Dropped outside the medieval church in Exton village, I shook the cabbie’s hand and went on my way. “Don’t use Google Maps” he’d warned. “You might end up calling me again”.

Out of the village, on a sloping path up one of the Down’s hills, that rarely venture beyond 200 meters. I was quickly plunged into rural idyll. The senses were sharpened, delighting in the natural pleasures on show. A yelping pheasant emerging from a hedgerow, stirring me as a car horn might have earlier that morning. A towering bush that resembled a bride’s veil. Near Beacon Hill, I was in the bowels of autumn. Gentle winds from the west scattered the sunlit leaves on the treelined pathway. Shades of brown, yellow, green, red; I had been placed in a David Hockney painting.

Autumnal colours

While this walk was new to me, the South Downs are not. In this environment, the memories of childhood come flooding back. Most of the blackberries were dead on the bush I stopped at. Yet a few lived on. As I began eating the select few, sweetness could still be savoured; winter hadn’t yet withered these outliers. The feel of the tiny dome seeds that composed the whole — so soft, so distinct — was a throwback to the other end of the South Downs Way, where I once picked blackberries. Seventy miles away, seventy years away soon enough. Still there were the same bird sounds, the same distant hum of tractors.

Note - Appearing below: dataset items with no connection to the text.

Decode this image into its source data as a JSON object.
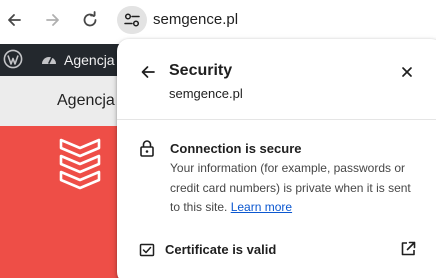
{
  "browser": {
    "url": "semgence.pl",
    "back_icon": "arrow-left-icon",
    "forward_icon": "arrow-right-icon",
    "reload_icon": "reload-icon",
    "site_info_icon": "tune-icon"
  },
  "wp_admin_bar": {
    "site_name": "Agencja S"
  },
  "site": {
    "nav_text": "Agencja",
    "hero_color": "#ee4e47"
  },
  "popup": {
    "title": "Security",
    "subtitle": "semgence.pl",
    "connection_title": "Connection is secure",
    "connection_desc": "Your information (for example, passwords or credit card numbers) is private when it is sent to this site.",
    "learn_more": "Learn more",
    "certificate_label": "Certificate is valid",
    "link_color": "#0b57d0"
  }
}
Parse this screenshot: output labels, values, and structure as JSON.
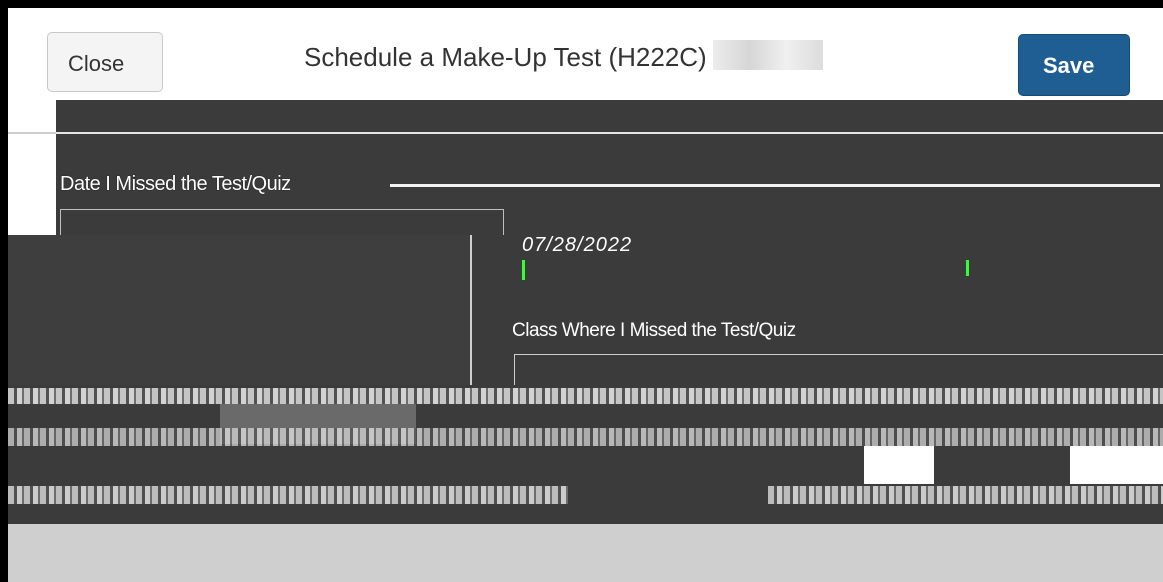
{
  "dialog": {
    "close_label": "Close",
    "title": "Schedule a Make-Up Test (H222C)",
    "save_label": "Save"
  },
  "form": {
    "date_missed_label": "Date I Missed the Test/Quiz",
    "date_value": "07/28/2022",
    "class_missed_label": "Class Where I Missed the Test/Quiz"
  },
  "colors": {
    "primary_button": "#1f5e92",
    "background_dark": "#3b3b3b",
    "highlight_green": "#33ff33"
  }
}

A few miles on, my walking guide informed me of Lomer village. It was mentioned in the Domesday Book. William the Conqueror’s invention that attempted to document everything in the country, from the names of towns to the amount of livestock owned by an individual. It was perhaps the first attempt at a security state far before the onset of digitalism. Lomer though is no more, dying out in the Middle Ages. One of 90 or so ‘lost villages’ of Hampshire.

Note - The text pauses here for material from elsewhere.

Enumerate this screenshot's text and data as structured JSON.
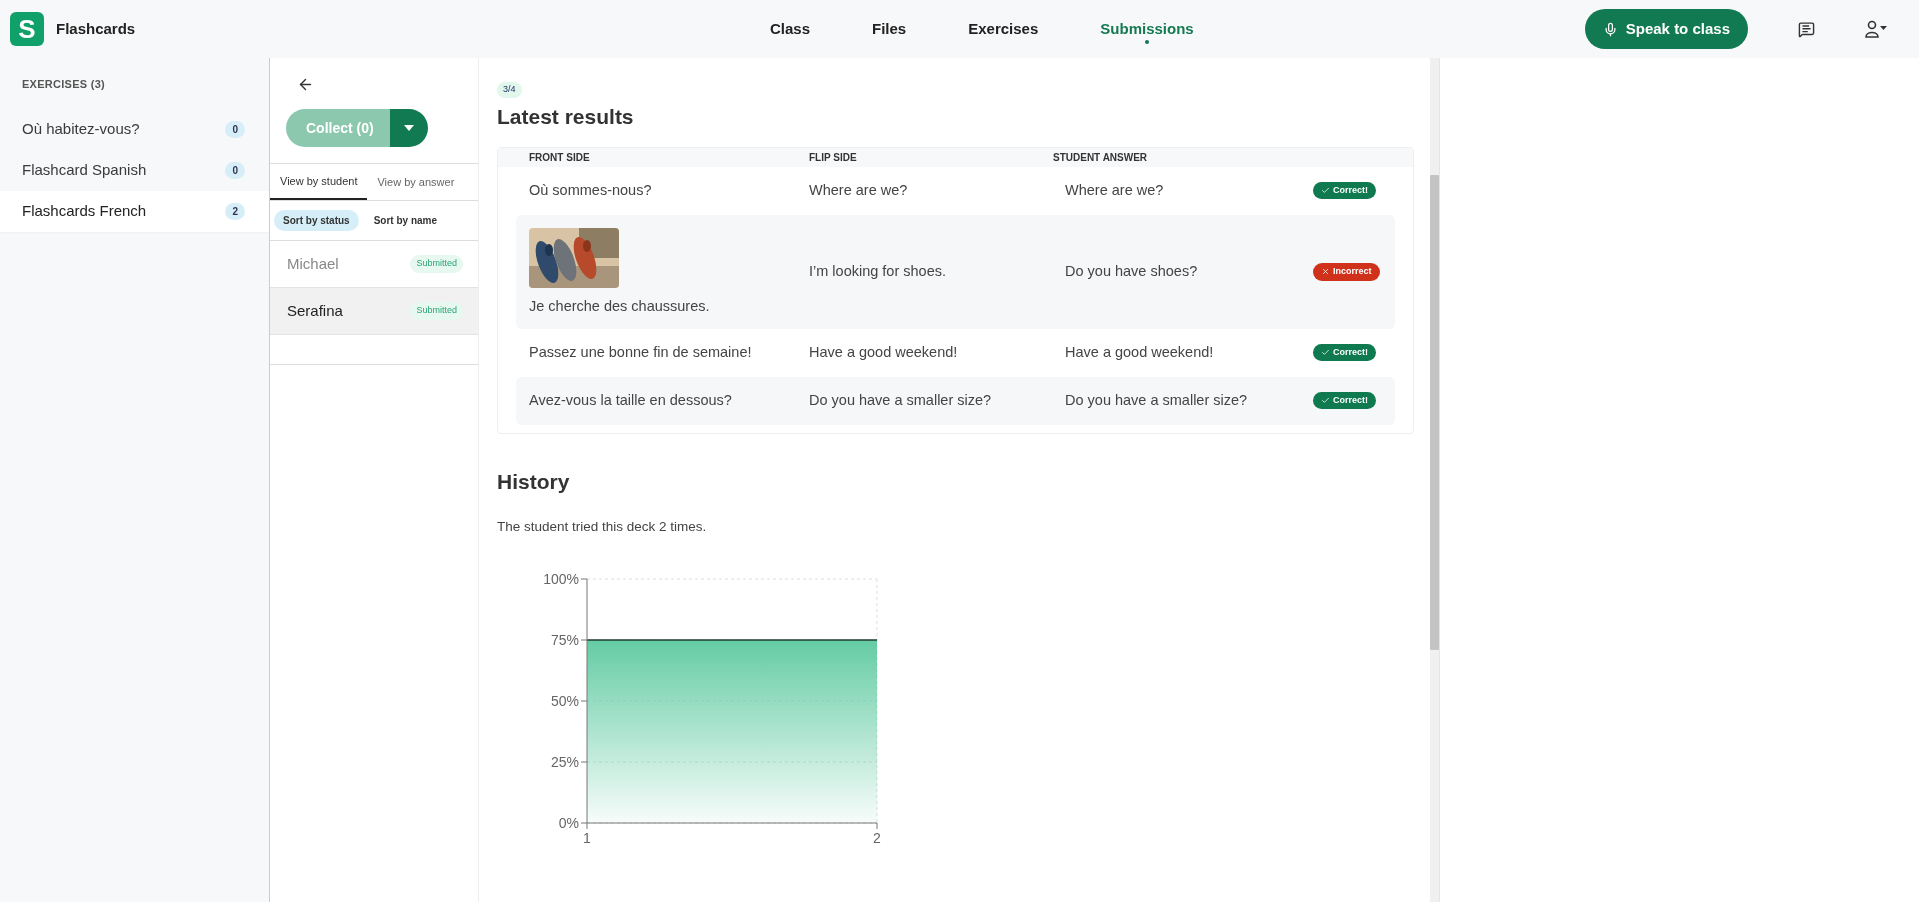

A walker could easily pass it without stopping. Yet something seems a bit unnatural in this enclosed field; the sheer amount of mounds then sudden dips, some leading into sink holes. Farmland surrounds it, arable and pastoral. Black cows graze in an adjacent field and birdsong encircles it. But here, no life is cultivated. Just hordes of long grass and a singular pylon.

Where Lomer once stood

To truly be out of London means to sever contact with it. Phone on airplane mode and no GPS. Resist that temptation to turn on data and receive 100 whatsapp group messages. They can wait till you’re back. Rustic map on paper was all I had to navigate off. Coming across a field and a Dutch barn with three paths shooting off it, I tried two before choosing. Such a risk would have no place in the efficiencies of London. Head down, get somewhere, get to Wi-Fi.

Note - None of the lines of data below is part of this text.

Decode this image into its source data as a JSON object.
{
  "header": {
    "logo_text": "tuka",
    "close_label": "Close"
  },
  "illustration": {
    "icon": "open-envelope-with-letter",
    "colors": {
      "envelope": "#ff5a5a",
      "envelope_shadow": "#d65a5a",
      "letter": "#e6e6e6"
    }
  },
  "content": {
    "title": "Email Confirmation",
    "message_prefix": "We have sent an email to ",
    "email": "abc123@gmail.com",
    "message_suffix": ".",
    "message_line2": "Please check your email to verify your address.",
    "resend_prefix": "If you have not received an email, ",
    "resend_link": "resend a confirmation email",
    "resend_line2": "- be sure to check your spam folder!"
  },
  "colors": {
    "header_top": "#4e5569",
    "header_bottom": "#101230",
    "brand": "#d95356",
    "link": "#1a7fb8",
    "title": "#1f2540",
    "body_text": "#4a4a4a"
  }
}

Trees whooshed in the wind that threw around leaves and the smell of damp wood, as I approached one of the final hilltops, Cheesefoot Head. I marvelled at a sign which informed that the natural bowl stretched out in front of me had hosted over 100,000 allied troops in 1944, who General Eisenhower addressed on the eve of D-Day.

Then finally Winchester. From the current capital of England to the former. There were more sights to treasure: a huge statue of Alfred the Great, the founder of England, then the Cathedral with the longest nave in Europe. Virginia Woolf, a fan of the Downs, urged people to go, claiming that on them there is “enough to float a whole population in happiness, if only they would look”.

Upon my return to the Waterloo concourse — people were now on the return commute — I felt in one gaze that I saw more people than I had since leaving London nine hours previously. I hoped some of them like me would also have the chance to go out. To look.